Skinner is part of a lyrical tradition that stretches back through Ray Davies and Paul Weller and includes such contemporaries as Babyshambles' Pete Doherty and the Arctic Monkeys' Alex Turner. Rather than fall back on banal cliches or ape American mannerisms, these artists have used their dialects to celebrate locales uniquely their own.

When Skinner released his debut "Original Pirate Material" in 2002, he was hailed as a new voice, akin to a street poet who articulated the youthful angst of those moments "when s--- goes pear-shaped" and the PlayStation breaks down. More chip shop than ghetto, he was soon branded a "chip-hopper," hit platinum in the U.K. and bagged a Mercury nomination for best new artist.

His 2004 follow-up, "
A Grand Don't Come For Free" was a remarkable leap forward, a concept album focusing on one day in the life of a "geezer" imbued with a panoramic rainbow of color. Like a chip shop James Joyce, Skinner found epiphanies in the minute particulars of a broken TV and empty beer cans. It also revealed more tender yearnings, earning him his first Number 1 with "Dry Your Eyes" and triple platinum status in the U.K.

"The Hardest Way" doesn't push the envelope or live up to the lyrical charm of its predecessors. It's the sound of a local lad who has stepped away from the bus stop pictured on the cover of his previous album to lose himself in the high-life represented by the Rolls Royce on his latest. Predictably, he now finds himself in need of "a totally Trojan plan" to escape the trappings of fame.

The opener, "Prangin' Out," is all about being strung out and adjusting to normal life after coming off a tour. "The rock and roll cliché walks in and then smacks me," says Skinner, while his falsetto on the chorus and soulful background vocals set the party vibe for the rest of the disc.

The strength of "The Hardest Way" lies in the arrangements of the songs. Skinner makes free use of his familiar orchestral flourishes, melody, piano and even a little fuzz guitar to craft a more consistent pop sound than on his previous releases. While the instrumentation is still grounded in electronica, particularly drum machines, Skinner explores earthier, more soulful tones through the collaboration of guest vocalists Leo the Lion and Laura Vane.

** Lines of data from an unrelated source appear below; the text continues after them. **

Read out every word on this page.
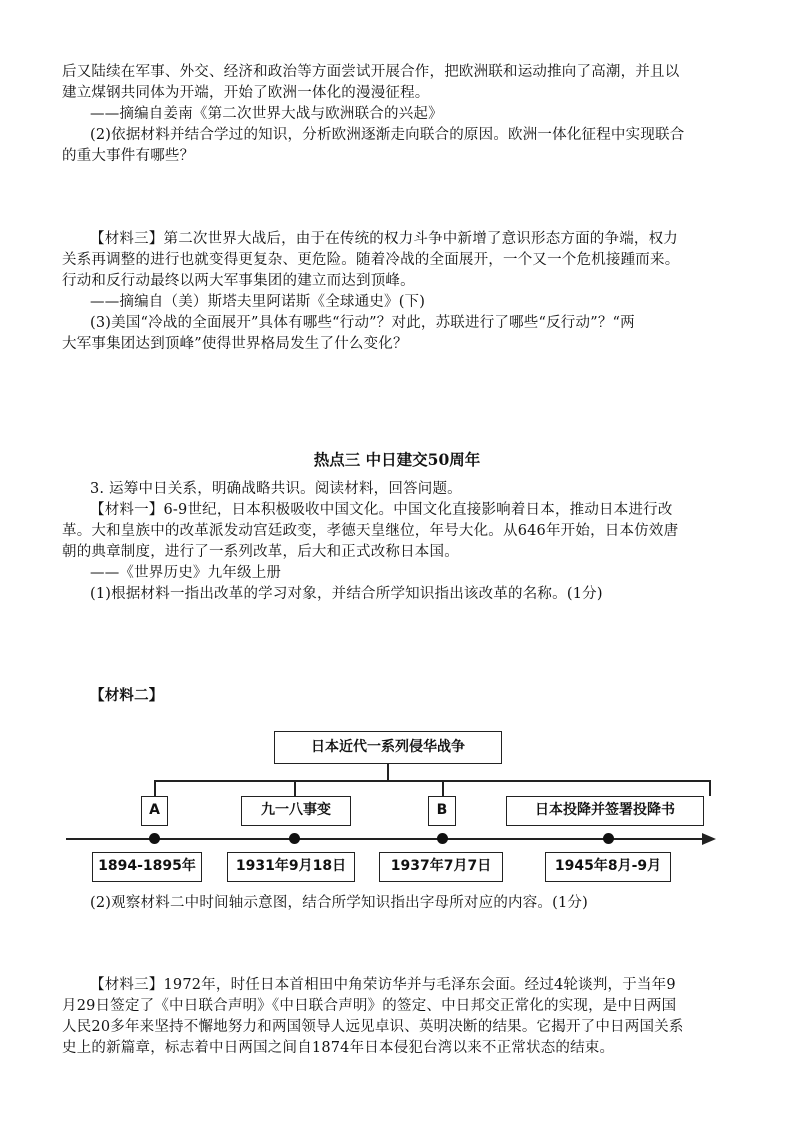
后又陆续在军事、外交、经济和政治等方面尝试开展合作，把欧洲联和运动推向了高潮，并且以
建立煤钢共同体为开端，开始了欧洲一体化的漫漫征程。
——摘编自姜南《第二次世界大战与欧洲联合的兴起》
(2)依据材料并结合学过的知识，分析欧洲逐渐走向联合的原因。欧洲一体化征程中实现联合
的重大事件有哪些？
【材料三】第二次世界大战后，由于在传统的权力斗争中新增了意识形态方面的争端，权力
关系再调整的进行也就变得更复杂、更危险。随着冷战的全面展开，一个又一个危机接踵而来。
行动和反行动最终以两大军事集团的建立而达到顶峰。
——摘编自（美）斯塔夫里阿诺斯《全球通史》(下)
(3)美国“冷战的全面展开”具体有哪些“行动”？对此，苏联进行了哪些“反行动”？“两
大军事集团达到顶峰”使得世界格局发生了什么变化？
热点三 中日建交50周年
3. 运筹中日关系，明确战略共识。阅读材料，回答问题。
【材料一】6-9世纪，日本积极吸收中国文化。中国文化直接影响着日本，推动日本进行改
革。大和皇族中的改革派发动宫廷政变，孝德天皇继位，年号大化。从646年开始，日本仿效唐
朝的典章制度，进行了一系列改革，后大和正式改称日本国。
——《世界历史》九年级上册
(1)根据材料一指出改革的学习对象，并结合所学知识指出该改革的名称。(1分)
【材料二】
日本近代一系列侵华战争
A	九一八事变	B	日本投降并签署投降书
1894-1895年	1931年9月18日	1937年7月7日	1945年8月-9月
(2)观察材料二中时间轴示意图，结合所学知识指出字母所对应的内容。(1分)
【材料三】1972年，时任日本首相田中角荣访华并与毛泽东会面。经过4轮谈判，于当年9
月29日签定了《中日联合声明》《中日联合声明》的签定、中日邦交正常化的实现，是中日两国
人民20多年来坚持不懈地努力和两国领导人远见卓识、英明决断的结果。它揭开了中日两国关系
史上的新篇章，标志着中日两国之间自1874年日本侵犯台湾以来不正常状态的结束。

On the standout "All Goes out the Window," Leo's smooth R&B-flavored vocals raises Skinner's game to another level:
"If you never tell a lie to her
You don't have to remember anything
It all goes out the window when
I try to do it myself"
Professor Skinner lets us know the next song -- "Momento Mori" -- is "latin and it says we must all die," while he gabs on about the insatiable indulgences of his very material life. But the cumulative effect of the handclaps and a nursery song refrain -- pounded out on what sounds like a toy piano -- just irritates.

The first single, "When You Wasn't Famous" references "camera phones" and pop stars "who smoke crack," in a not too subtle nod to Doherty's tabloid scandal with Kate Moss. They're apt foils who make Skinner's lifestyle seem chaste by comparison.

The album's second single -- "Never Went to Church" -- a ballad for his deceased father, recalls "Dry Your Eyes." The lyric is an intimate and touching evocation of Skinner's remembrances, but the tiredly familiar chord pattern and chorus cheapens the song's sincere sentiments.

The provocative "Two Nations" addresses the issue of gun violence and the differences between "two nations divided by common language" -- the U.S. and UK:
"We build up our stars and then papers sweep on them
And you build on stars and maniacs shoot them"
Skinner goes on to recall a shootout he witnessed at a Nas gig while in the States and then concludes:
"I'm proud we gave you people like John Lennon
Even though you shot him as well"
While there's enough on the "The Hardest Way" to satisfy fans, it's time for Skinner to ditch the famous labels and fancy lapels and come back home -- The Streets aren't the same without him.